Конечно, были голод и разруха.
Преданная кухарка Нюся уносила куда-то материнские ротонды и палантины, соорудив из обычной простыни вместительный узел.
Потом в ход пошли уже и сами тонкие полотняные простыни, украшенные шитьем, с вышитой в углу монограммой — приданое матери.
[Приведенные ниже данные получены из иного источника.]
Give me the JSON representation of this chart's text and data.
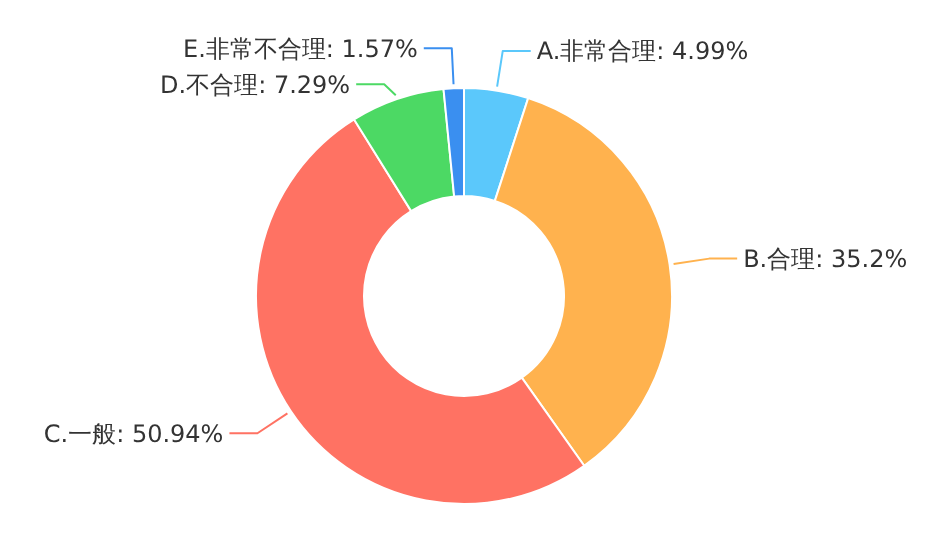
{
  "chart_data": {
    "type": "donut",
    "categories": [
      "A.非常合理",
      "B.合理",
      "C.一般",
      "D.不合理",
      "E.非常不合理"
    ],
    "values": [
      4.99,
      35.2,
      50.94,
      7.29,
      1.57
    ],
    "value_labels": [
      "4.99%",
      "35.2%",
      "50.94%",
      "7.29%",
      "1.57%"
    ],
    "colors": [
      "#5bc8fb",
      "#ffb24e",
      "#ff7263",
      "#4cd964",
      "#3a8ff0"
    ]
  }
}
Их предприимчивая Нюся выменивала на муку и сало.
На кухне жарили пирожки — пустышки, запах расплавленного свиного сала надолго поселялся в квартире.
Но пирожки получались очень даже ничего, и жить было можно.
Полыхала гражданская война.
Стреляли близко, прямо под окнами профессорской квартиры.
Под звон колоколов входила добровольческая армия, и где-то за городом, по слухам, расстреливали комиссаров.
Потом в город врывались красные — человека могли пристрелить прямо на улице исключительно за то, что имел несчастье носить бородку, напомнившую кому-то из товарищей, бороду низвергнутого Императора.
Ураганом проносились петлюровцы.
Грабили магазины и квартиры, и, разумеется, тоже расстреливали — и комиссаров, и офицеров белой гвардии.
Но позже все как-то успокоилось.
Новые власти, надо полагать, не испытывали особой любви к старорежимному профессору, но душевные недуги, как оказалось, продолжали поражать людей, несмотря на то, что царство свободы вроде бы наступило, а впереди маячило и вовсе безоблачное коммунистическое завтра.